From electrophilic addition to alkenes, you know that adding HBr or H₂O across a double bond typically follows Markovnikov's rule — the electrophile (H⁺) adds to the less substituted carbon, forming the more stable carbocation at the more substituted position, and the nucleophile (Br⁻ or OH⁻) ends up there. Hydroboration-oxidation achieves the opposite regiochemistry: the hydroxyl group ends up on the *less* substituted carbon, giving anti-Markovnikov addition. This complementary selectivity makes it one of the most important reactions in your synthetic toolkit.

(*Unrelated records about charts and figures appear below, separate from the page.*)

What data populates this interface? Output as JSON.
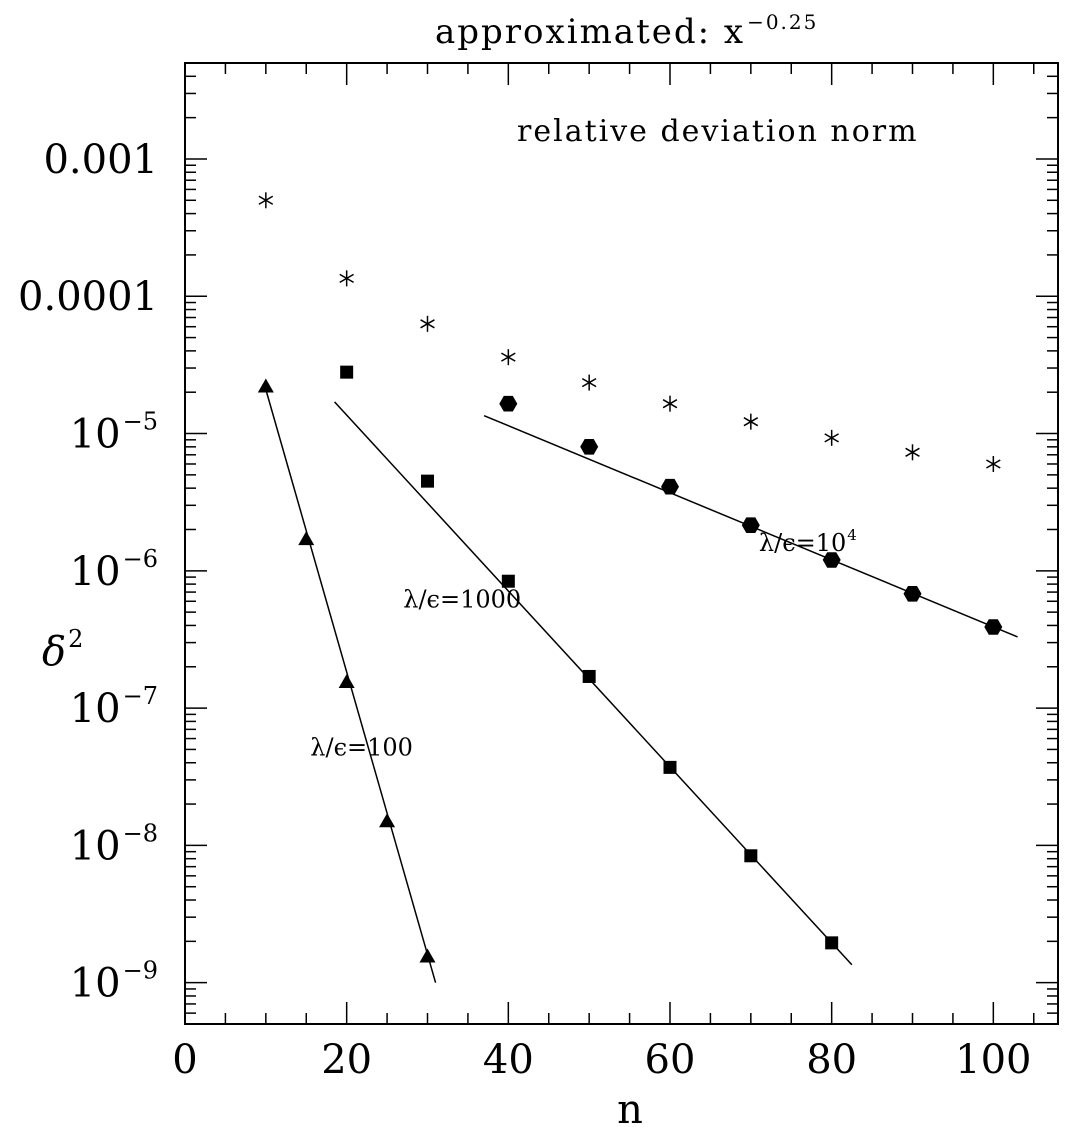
{
  "chart_data": {
    "type": "scatter",
    "title": "approximated: x",
    "title_exponent": "−0.25",
    "annotation": "relative deviation norm",
    "xlabel": "n",
    "ylabel_base": "δ",
    "ylabel_exponent": "2",
    "xlim": [
      0,
      108
    ],
    "ylim": [
      5e-10,
      0.005
    ],
    "yscale": "log",
    "grid": false,
    "legend": "none",
    "x_ticks": [
      "0",
      "20",
      "40",
      "60",
      "80",
      "100"
    ],
    "y_tick_labels": [
      {
        "value": 0.001,
        "base": "0.001",
        "exp": ""
      },
      {
        "value": 0.0001,
        "base": "0.0001",
        "exp": ""
      },
      {
        "value": 1e-05,
        "base": "10",
        "exp": "−5"
      },
      {
        "value": 1e-06,
        "base": "10",
        "exp": "−6"
      },
      {
        "value": 1e-07,
        "base": "10",
        "exp": "−7"
      },
      {
        "value": 1e-08,
        "base": "10",
        "exp": "−8"
      },
      {
        "value": 1e-09,
        "base": "10",
        "exp": "−9"
      }
    ],
    "series": [
      {
        "label_base": "λ/ϵ=100",
        "label_exp": "",
        "marker": "triangle",
        "label_pos": [
          15.5,
          4.5e-08
        ],
        "x": [
          10,
          15,
          20,
          25,
          30
        ],
        "y": [
          2.2e-05,
          1.7e-06,
          1.55e-07,
          1.5e-08,
          1.55e-09
        ],
        "fit": {
          "x": [
            9.8,
            31
          ],
          "y": [
            2.3e-05,
            1e-09
          ]
        }
      },
      {
        "label_base": "λ/ϵ=1000",
        "label_exp": "",
        "marker": "square",
        "label_pos": [
          27,
          5.4e-07
        ],
        "x": [
          20,
          30,
          40,
          50,
          60,
          70,
          80
        ],
        "y": [
          2.8e-05,
          4.5e-06,
          8.4e-07,
          1.7e-07,
          3.7e-08,
          8.4e-09,
          1.95e-09
        ],
        "fit": {
          "x": [
            18.5,
            82.5
          ],
          "y": [
            1.7e-05,
            1.35e-09
          ]
        }
      },
      {
        "label_base": "λ/ϵ=10",
        "label_exp": "4",
        "marker": "hexagon",
        "label_pos": [
          71,
          1.4e-06
        ],
        "x": [
          40,
          50,
          60,
          70,
          80,
          90,
          100
        ],
        "y": [
          1.65e-05,
          8e-06,
          4.1e-06,
          2.15e-06,
          1.2e-06,
          6.8e-07,
          3.9e-07
        ],
        "fit": {
          "x": [
            37,
            103
          ],
          "y": [
            1.35e-05,
            3.3e-07
          ]
        }
      },
      {
        "label_base": "",
        "label_exp": "",
        "marker": "asterisk",
        "x": [
          10,
          20,
          30,
          40,
          50,
          60,
          70,
          80,
          90,
          100
        ],
        "y": [
          0.0005,
          0.000135,
          6.3e-05,
          3.6e-05,
          2.35e-05,
          1.65e-05,
          1.22e-05,
          9.3e-06,
          7.3e-06,
          6e-06
        ]
      }
    ]
  }
}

The first step is hydroboration: borane (BH₃, often used as the THF complex BH₃·THF) adds across the double bond in a single concerted step — no carbocation intermediate forms. Boron is electron-deficient (it has an empty p orbital), so it acts as the electrophile, but because the addition is concerted rather than stepwise, both the B–H bond and the new C–B and C–H bonds form simultaneously through a four-membered transition state. Boron, being the larger atom, preferentially bonds to the less sterically hindered (less substituted) carbon. This steric preference is what produces anti-Markovnikov regiochemistry — it has nothing to do with carbocation stability because no carbocation ever forms. The concerted mechanism also ensures syn addition: boron and hydrogen both add from the same face of the double bond.
The second step is oxidation: treating the organoborane intermediate with hydrogen peroxide (H₂O₂) in aqueous NaOH replaces the C–B bond with a C–OH bond. The oxygen inserts between carbon and boron through a 1,2-migration with retention of configuration at the carbon that was bonded to boron. The net result is that the OH ends up exactly where the boron was — on the less substituted carbon, on the same face where addition occurred.
Consider 1-methylcyclohexene as a concrete example. Acid-catalyzed hydration (Markovnikov) would give 1-methylcyclohexanol — OH on the more substituted carbon. Hydroboration-oxidation gives *trans*-2-methylcyclohexanol — OH on the less substituted carbon, with syn stereochemistry. Having both reactions available means you can place the hydroxyl group on either carbon of an unsymmetrical alkene, choosing Markovnikov or anti-Markovnikov addition by choosing the appropriate reagent. This is the power of understanding mechanism over memorizing outcomes: the concerted, non-carbocation pathway of hydroboration is *why* it gives the "opposite" regiochemistry.